Clinical Characteristics of Pediatric Bipolar Disorder by Subtype in a Korean Inpatient Sample
Subin Park,Soo-Churl Cho,Ohyang Kwon,Jeong-Hoon Bae,Jae-Won Kim,Min-Sup Shin,Hee-Jeong Yoo,Bung-Nyun Kim 대한소아청소년정신의학회 2015 소아청소년정신의학 Vol.26 No.4
Objectives:We compared the clinical presentations of manic and depressive episodes and the treatment response among children and adolescents with bipolar disorder (BD) types I and II and BD not otherwise specified (NOS).

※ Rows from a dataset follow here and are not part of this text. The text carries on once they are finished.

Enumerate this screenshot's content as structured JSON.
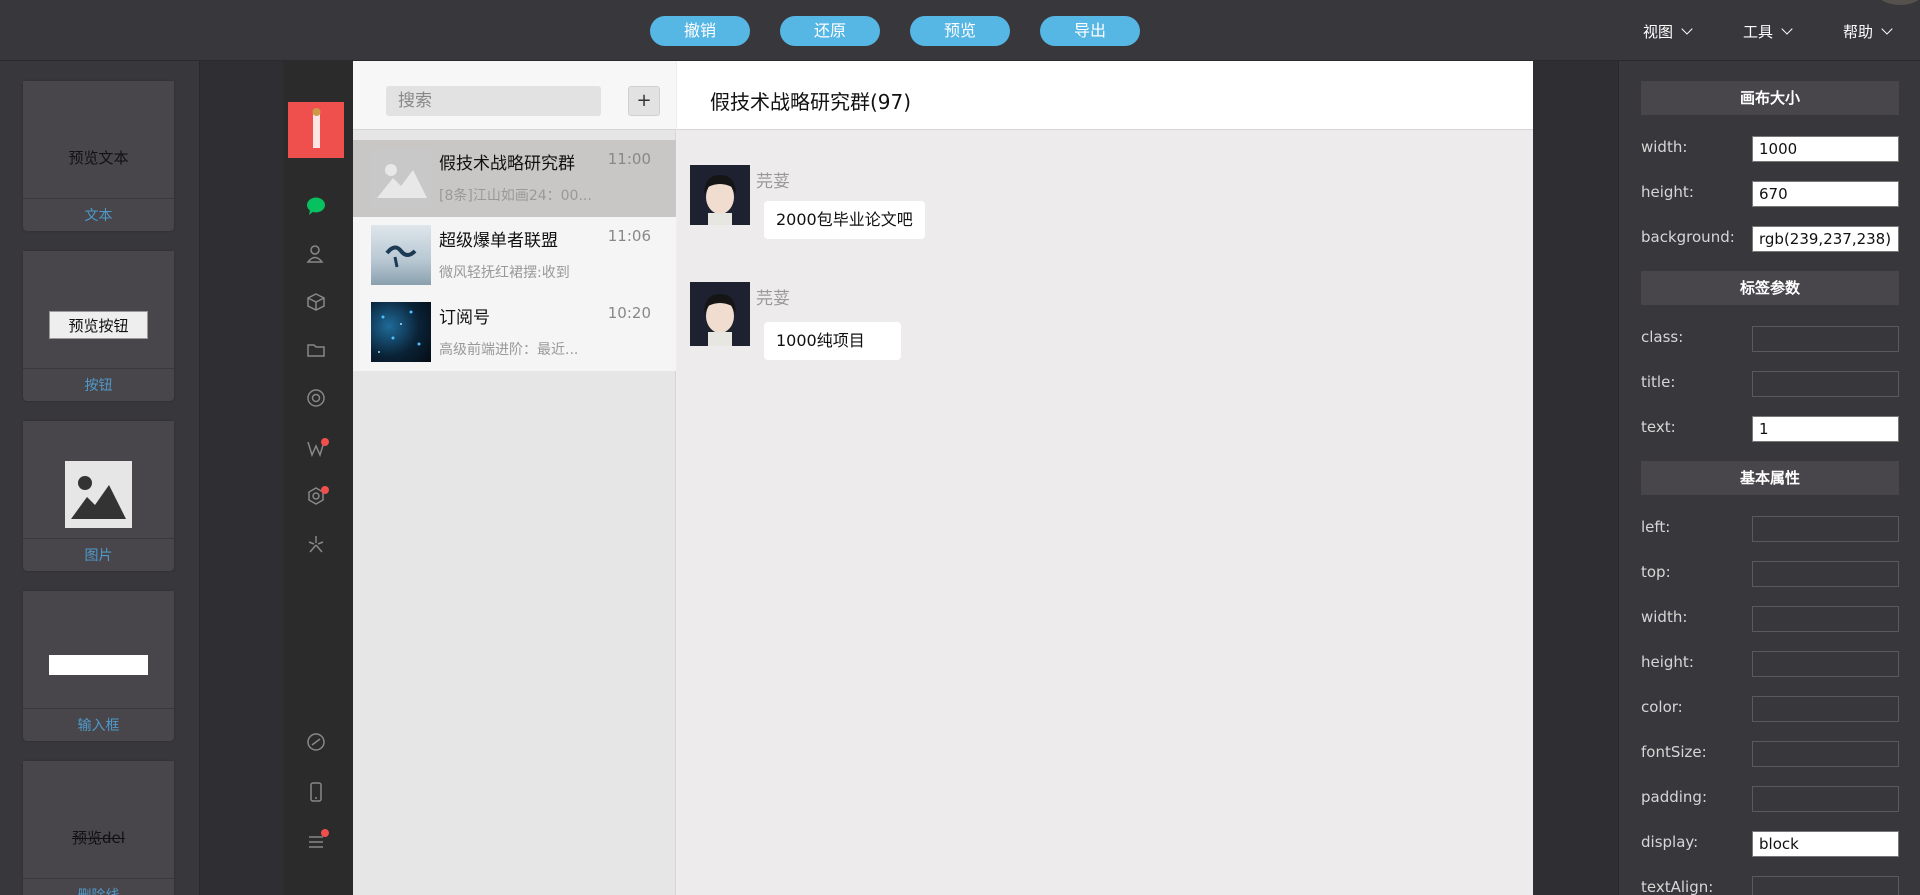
{
  "toolbar": {
    "undo": "撤销",
    "restore": "还原",
    "preview": "预览",
    "export": "导出",
    "menus": [
      "视图",
      "工具",
      "帮助"
    ]
  },
  "components": [
    {
      "preview": "预览文本",
      "label": "文本"
    },
    {
      "preview": "预览按钮",
      "label": "按钮"
    },
    {
      "preview": "",
      "label": "图片"
    },
    {
      "preview": "",
      "label": "输入框"
    },
    {
      "preview": "预览del",
      "label": "删除线"
    }
  ],
  "chat": {
    "search_placeholder": "搜索",
    "add": "+",
    "conversations": [
      {
        "name": "假技术战略研究群",
        "time": "11:00",
        "preview": "[8条]江山如画24：00..."
      },
      {
        "name": "超级爆单者联盟",
        "time": "11:06",
        "preview": "微风轻抚红裙摆:收到"
      },
      {
        "name": "订阅号",
        "time": "10:20",
        "preview": "高级前端进阶：最近..."
      }
    ],
    "window_title": "假技术战略研究群(97)",
    "messages": [
      {
        "sender": "芫荽",
        "text": "2000包毕业论文吧"
      },
      {
        "sender": "芫荽",
        "text": "1000纯项目"
      }
    ]
  },
  "props": {
    "canvas_head": "画布大小",
    "canvas": [
      {
        "label": "width:",
        "value": "1000"
      },
      {
        "label": "height:",
        "value": "670"
      },
      {
        "label": "background:",
        "value": "rgb(239,237,238)"
      }
    ],
    "tag_head": "标签参数",
    "tag": [
      {
        "label": "class:",
        "value": ""
      },
      {
        "label": "title:",
        "value": ""
      },
      {
        "label": "text:",
        "value": "1"
      }
    ],
    "basic_head": "基本属性",
    "basic": [
      {
        "label": "left:",
        "value": ""
      },
      {
        "label": "top:",
        "value": ""
      },
      {
        "label": "width:",
        "value": ""
      },
      {
        "label": "height:",
        "value": ""
      },
      {
        "label": "color:",
        "value": ""
      },
      {
        "label": "fontSize:",
        "value": ""
      },
      {
        "label": "padding:",
        "value": ""
      },
      {
        "label": "display:",
        "value": "block"
      },
      {
        "label": "textAlign:",
        "value": ""
      }
    ]
  },
  "colors": {
    "accent": "#56b6e4",
    "link": "#4f99c9",
    "wechat_red": "#f0504d",
    "wechat_green": "#07c160"
  }
}
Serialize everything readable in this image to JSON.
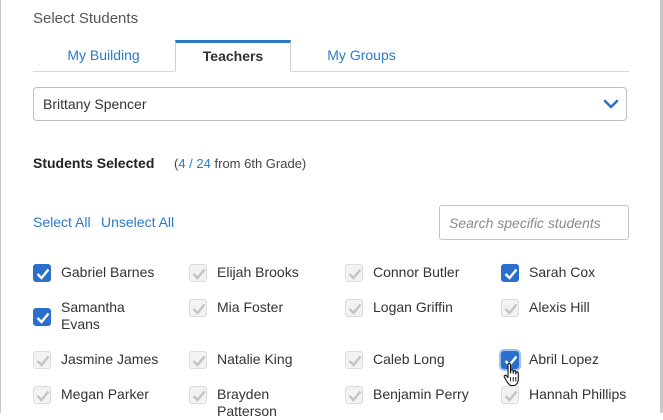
{
  "dialog": {
    "title": "Select Students"
  },
  "tabs": [
    {
      "label": "My Building"
    },
    {
      "label": "Teachers"
    },
    {
      "label": "My Groups"
    }
  ],
  "teacher_select": {
    "value": "Brittany Spencer"
  },
  "selection": {
    "heading": "Students Selected",
    "open_paren": "(",
    "count": "4 / 24",
    "suffix": "from 6th Grade)"
  },
  "links": {
    "select_all": "Select All",
    "unselect_all": "Unselect All"
  },
  "search": {
    "placeholder": "Search specific students"
  },
  "students": [
    {
      "name": "Gabriel Barnes",
      "state": "checked"
    },
    {
      "name": "Elijah Brooks",
      "state": "disabled"
    },
    {
      "name": "Connor Butler",
      "state": "disabled"
    },
    {
      "name": "Sarah Cox",
      "state": "checked"
    },
    {
      "name": "Samantha Evans",
      "state": "checked"
    },
    {
      "name": "Mia Foster",
      "state": "disabled"
    },
    {
      "name": "Logan Griffin",
      "state": "disabled"
    },
    {
      "name": "Alexis Hill",
      "state": "disabled"
    },
    {
      "name": "Jasmine James",
      "state": "disabled"
    },
    {
      "name": "Natalie King",
      "state": "disabled"
    },
    {
      "name": "Caleb Long",
      "state": "disabled"
    },
    {
      "name": "Abril Lopez",
      "state": "checked"
    },
    {
      "name": "Megan Parker",
      "state": "disabled"
    },
    {
      "name": "Brayden Patterson",
      "state": "disabled"
    },
    {
      "name": "Benjamin Perry",
      "state": "disabled"
    },
    {
      "name": "Hannah Phillips",
      "state": "disabled"
    }
  ],
  "colors": {
    "accent": "#2a7bc7",
    "checkbox_checked": "#2a6fcb",
    "checkbox_disabled": "#f2f2f2"
  }
}
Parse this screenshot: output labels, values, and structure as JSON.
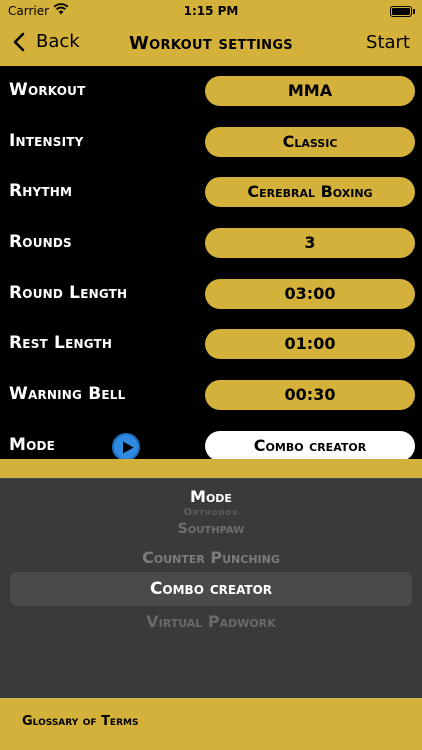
{
  "status": {
    "carrier": "Carrier",
    "time": "1:15 PM"
  },
  "nav": {
    "back": "Back",
    "title": "Workout settings",
    "start": "Start"
  },
  "settings": {
    "workout": {
      "label": "Workout",
      "value": "MMA"
    },
    "intensity": {
      "label": "Intensity",
      "value": "Classic"
    },
    "rhythm": {
      "label": "Rhythm",
      "value": "Cerebral Boxing"
    },
    "rounds": {
      "label": "Rounds",
      "value": "3"
    },
    "round_length": {
      "label": "Round Length",
      "value": "03:00"
    },
    "rest_length": {
      "label": "Rest Length",
      "value": "01:00"
    },
    "warning_bell": {
      "label": "Warning Bell",
      "value": "00:30"
    },
    "mode": {
      "label": "Mode",
      "value": "Combo creator"
    }
  },
  "picker": {
    "title": "Mode",
    "options": [
      "Orthodox",
      "Southpaw",
      "Counter Punching",
      "Combo creator",
      "Virtual Padwork"
    ],
    "selected": "Combo creator"
  },
  "footer": {
    "glossary": "Glossary of Terms"
  },
  "colors": {
    "accent": "#d4b13a",
    "background": "#000000",
    "picker_bg": "#3a3a3a",
    "play": "#2f8ae0"
  }
}
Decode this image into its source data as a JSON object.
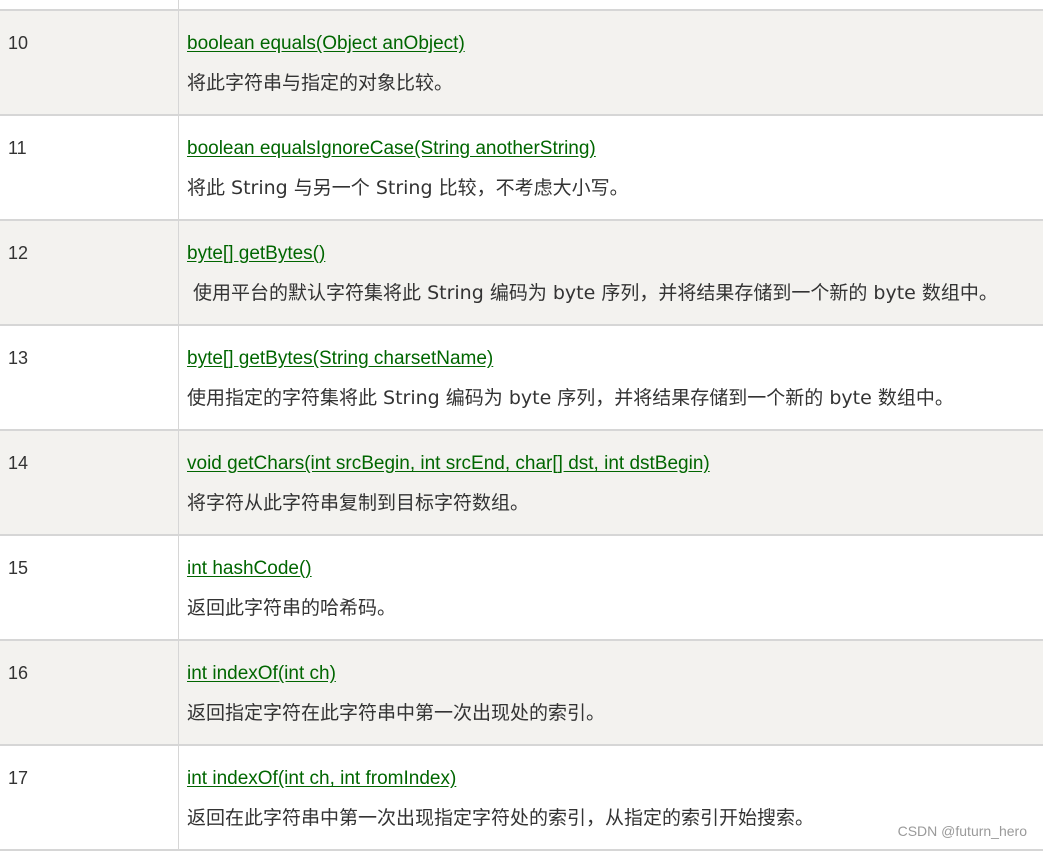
{
  "rows": [
    {
      "index": "10",
      "method": "boolean equals(Object anObject)",
      "description": "将此字符串与指定的对象比较。"
    },
    {
      "index": "11",
      "method": "boolean equalsIgnoreCase(String anotherString)",
      "description": "将此 String 与另一个 String 比较，不考虑大小写。"
    },
    {
      "index": "12",
      "method": "byte[] getBytes()",
      "description": " 使用平台的默认字符集将此 String 编码为 byte 序列，并将结果存储到一个新的 byte 数组中。"
    },
    {
      "index": "13",
      "method": "byte[] getBytes(String charsetName)",
      "description": "使用指定的字符集将此 String 编码为 byte 序列，并将结果存储到一个新的 byte 数组中。"
    },
    {
      "index": "14",
      "method": "void getChars(int srcBegin, int srcEnd, char[] dst, int dstBegin)",
      "description": "将字符从此字符串复制到目标字符数组。"
    },
    {
      "index": "15",
      "method": "int hashCode()",
      "description": "返回此字符串的哈希码。"
    },
    {
      "index": "16",
      "method": "int indexOf(int ch)",
      "description": "返回指定字符在此字符串中第一次出现处的索引。"
    },
    {
      "index": "17",
      "method": "int indexOf(int ch, int fromIndex)",
      "description": "返回在此字符串中第一次出现指定字符处的索引，从指定的索引开始搜索。"
    }
  ],
  "watermark": "CSDN @futurn_hero",
  "colors": {
    "link": "#006600",
    "row_shade": "#f3f2ef",
    "border": "#d6d6d6",
    "text": "#333333"
  }
}
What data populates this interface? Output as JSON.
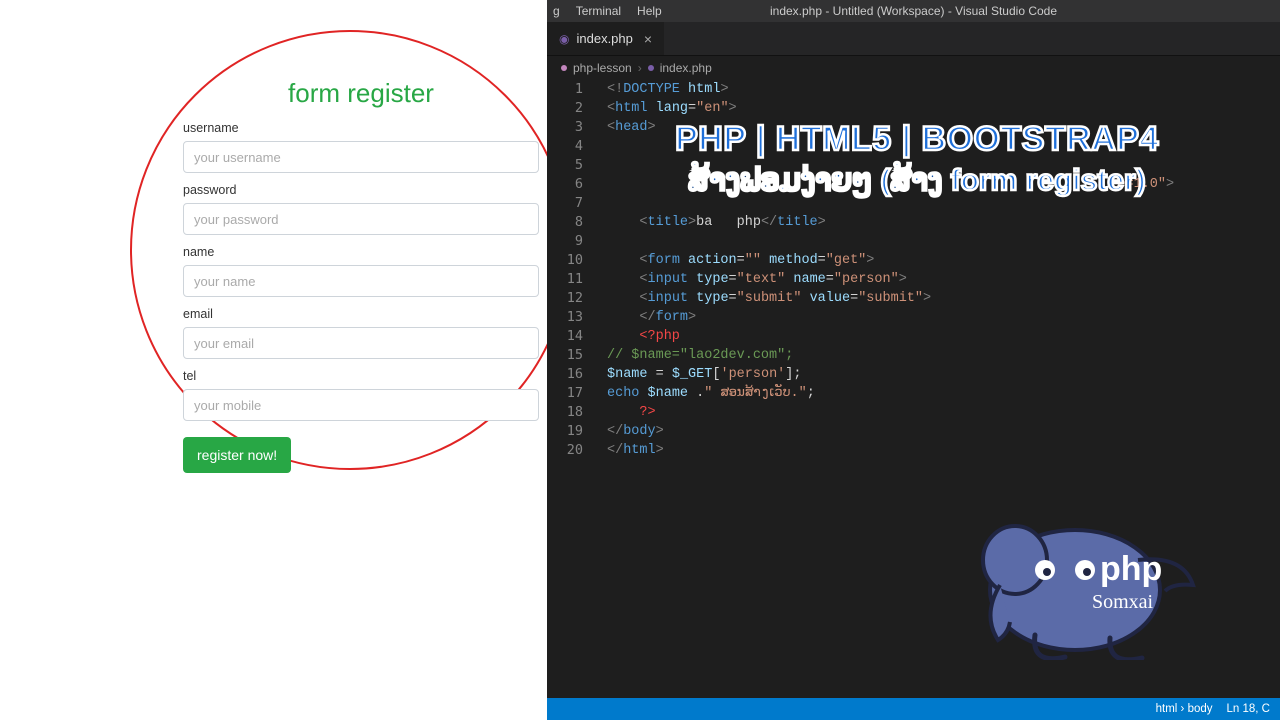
{
  "form": {
    "title": "form register",
    "fields": [
      {
        "label": "username",
        "placeholder": "your username"
      },
      {
        "label": "password",
        "placeholder": "your password"
      },
      {
        "label": "name",
        "placeholder": "your name"
      },
      {
        "label": "email",
        "placeholder": "your email"
      },
      {
        "label": "tel",
        "placeholder": "your mobile"
      }
    ],
    "submit_label": "register now!"
  },
  "vscode": {
    "menu": {
      "go": "g",
      "terminal": "Terminal",
      "help": "Help"
    },
    "window_title": "index.php - Untitled (Workspace) - Visual Studio Code",
    "tab": {
      "file": "index.php"
    },
    "breadcrumb": {
      "folder": "php-lesson",
      "file": "index.php"
    },
    "status": {
      "path": "html › body",
      "pos": "Ln 18, C"
    },
    "code": [
      {
        "n": 1,
        "html": "<span class='c-gray'>&lt;!</span><span class='c-blue'>DOCTYPE</span> <span class='c-lblue'>html</span><span class='c-gray'>&gt;</span>"
      },
      {
        "n": 2,
        "html": "<span class='c-gray'>&lt;</span><span class='c-blue'>html</span> <span class='c-lblue'>lang</span>=<span class='c-str'>\"en\"</span><span class='c-gray'>&gt;</span>"
      },
      {
        "n": 3,
        "html": "<span class='c-gray'>&lt;</span><span class='c-blue'>head</span><span class='c-gray'>&gt;</span>"
      },
      {
        "n": 4,
        "html": ""
      },
      {
        "n": 5,
        "html": ""
      },
      {
        "n": 6,
        "html": "                                                              <span class='c-str'>le=1.0\"</span><span class='c-gray'>&gt;</span>"
      },
      {
        "n": 7,
        "html": ""
      },
      {
        "n": 8,
        "html": "    <span class='c-gray'>&lt;</span><span class='c-blue'>title</span><span class='c-gray'>&gt;</span>ba<span class='c-wht'>&nbsp;&nbsp;&nbsp;php</span><span class='c-gray'>&lt;/</span><span class='c-blue'>title</span><span class='c-gray'>&gt;</span>"
      },
      {
        "n": 9,
        "html": ""
      },
      {
        "n": 10,
        "html": "    <span class='c-gray'>&lt;</span><span class='c-blue'>form</span> <span class='c-lblue'>action</span>=<span class='c-str'>\"\"</span> <span class='c-lblue'>method</span>=<span class='c-str'>\"get\"</span><span class='c-gray'>&gt;</span>"
      },
      {
        "n": 11,
        "html": "    <span class='c-gray'>&lt;</span><span class='c-blue'>input</span> <span class='c-lblue'>type</span>=<span class='c-str'>\"text\"</span> <span class='c-lblue'>name</span>=<span class='c-str'>\"person\"</span><span class='c-gray'>&gt;</span>"
      },
      {
        "n": 12,
        "html": "    <span class='c-gray'>&lt;</span><span class='c-blue'>input</span> <span class='c-lblue'>type</span>=<span class='c-str'>\"submit\"</span> <span class='c-lblue'>value</span>=<span class='c-str'>\"submit\"</span><span class='c-gray'>&gt;</span>"
      },
      {
        "n": 13,
        "html": "    <span class='c-gray'>&lt;/</span><span class='c-blue'>form</span><span class='c-gray'>&gt;</span>"
      },
      {
        "n": 14,
        "html": "    <span class='c-red'>&lt;?php</span>"
      },
      {
        "n": 15,
        "html": "<span class='c-grn'>// $name=\"lao2dev.com\";</span>"
      },
      {
        "n": 16,
        "html": "<span class='c-lblue'>$name</span> <span class='c-wht'>=</span> <span class='c-lblue'>$_GET</span>[<span class='c-str'>'person'</span>];"
      },
      {
        "n": 17,
        "html": "<span class='c-blue'>echo</span> <span class='c-lblue'>$name</span> .<span class='c-str'>\" ສອນສ້າງເວັບ.\"</span>;"
      },
      {
        "n": 18,
        "html": "    <span class='c-red'>?&gt;</span>"
      },
      {
        "n": 19,
        "html": "<span class='c-gray'>&lt;/</span><span class='c-blue'>body</span><span class='c-gray'>&gt;</span>"
      },
      {
        "n": 20,
        "html": "<span class='c-gray'>&lt;/</span><span class='c-blue'>html</span><span class='c-gray'>&gt;</span>"
      }
    ]
  },
  "overlay": {
    "line1": "PHP | HTML5 | BOOTSTRAP4",
    "line2": "ສ້າງຟອມງ່າຍໆ (ສ້າງ form register)"
  },
  "logo": {
    "brand": "php",
    "signature": "Somxai"
  }
}
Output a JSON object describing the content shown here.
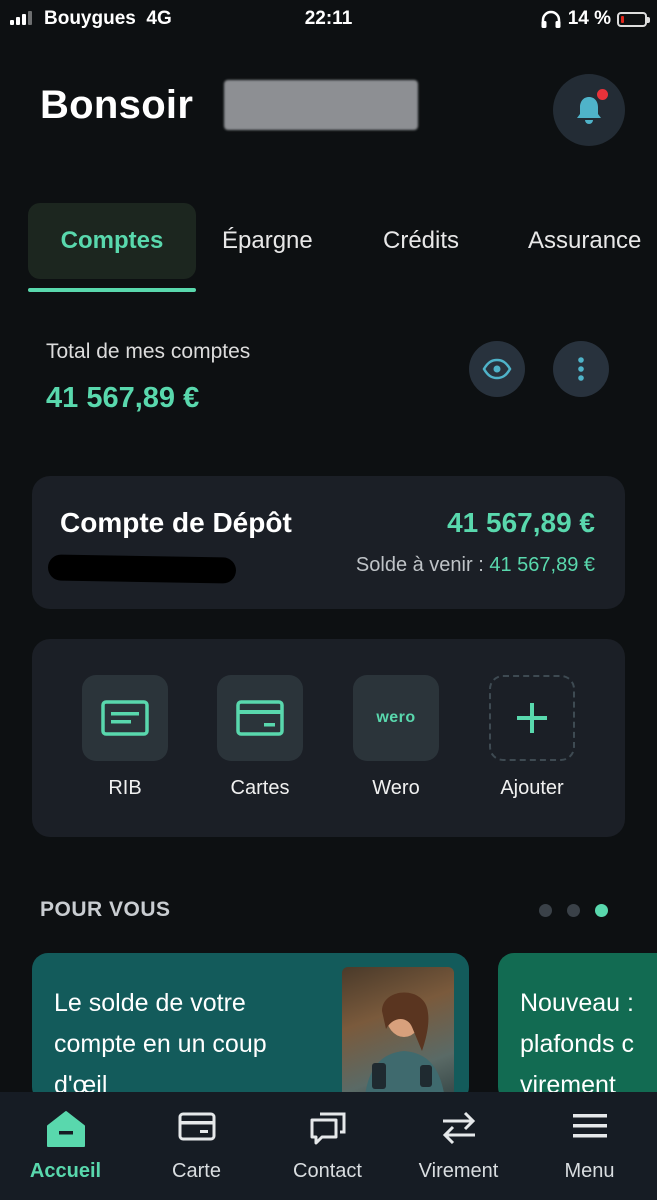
{
  "status_bar": {
    "carrier": "Bouygues",
    "network": "4G",
    "time": "22:11",
    "battery": "14 %"
  },
  "greeting": {
    "text": "Bonsoir"
  },
  "tabs": [
    {
      "label": "Comptes",
      "active": true
    },
    {
      "label": "Épargne"
    },
    {
      "label": "Crédits"
    },
    {
      "label": "Assurance"
    }
  ],
  "total": {
    "label": "Total de mes comptes",
    "amount": "41 567,89 €"
  },
  "account": {
    "name": "Compte de Dépôt",
    "balance": "41 567,89 €",
    "upcoming_label": "Solde à venir :",
    "upcoming_amount": "41 567,89 €"
  },
  "quick_actions": [
    {
      "label": "RIB",
      "icon": "rib-icon"
    },
    {
      "label": "Cartes",
      "icon": "card-icon"
    },
    {
      "label": "Wero",
      "icon": "wero-logo",
      "logo_text": "wero"
    },
    {
      "label": "Ajouter",
      "icon": "plus-icon"
    }
  ],
  "pour_vous": {
    "title": "POUR VOUS",
    "cards": [
      {
        "text_lines": [
          "Le solde de votre",
          "compte en un coup",
          "d'œil"
        ]
      },
      {
        "text_lines": [
          "Nouveau :",
          "plafonds c",
          "virement"
        ]
      }
    ],
    "pager_active_index": 2
  },
  "bottom_nav": [
    {
      "label": "Accueil",
      "active": true
    },
    {
      "label": "Carte"
    },
    {
      "label": "Contact"
    },
    {
      "label": "Virement"
    },
    {
      "label": "Menu"
    }
  ],
  "colors": {
    "accent": "#59d8ad",
    "background": "#0d1012",
    "card": "#1b1f26",
    "notification": "#e8323a"
  }
}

Methods:The sample consisted of 66 patients, aged between 6 and 18 years, who were admitted for BD to a 20-bed child and adolescent psychiatric ward in a university hospital located in Seoul, Korea. Results:Patients with BD type I were more likely to have lower intelligence quotients and exhibit violent behaviors during manic episodes than patients with BD type II or BD NOS and to show better treatment responses during manic episodes than patients with BD NOS. Patients with BD NOS were more likely to have an irritable mood rather than a euphoric mood during the manic phase than patients with BD type I or II and to exhibit violent behaviors during the depressive phase and chronic course than patients with BD type II. Conclusion:Pediatric BD patients are heterogeneous with respect to their clinical characteristics. Implications for the usefulness of the current diagnostic subtype categories should be investigated in future studies.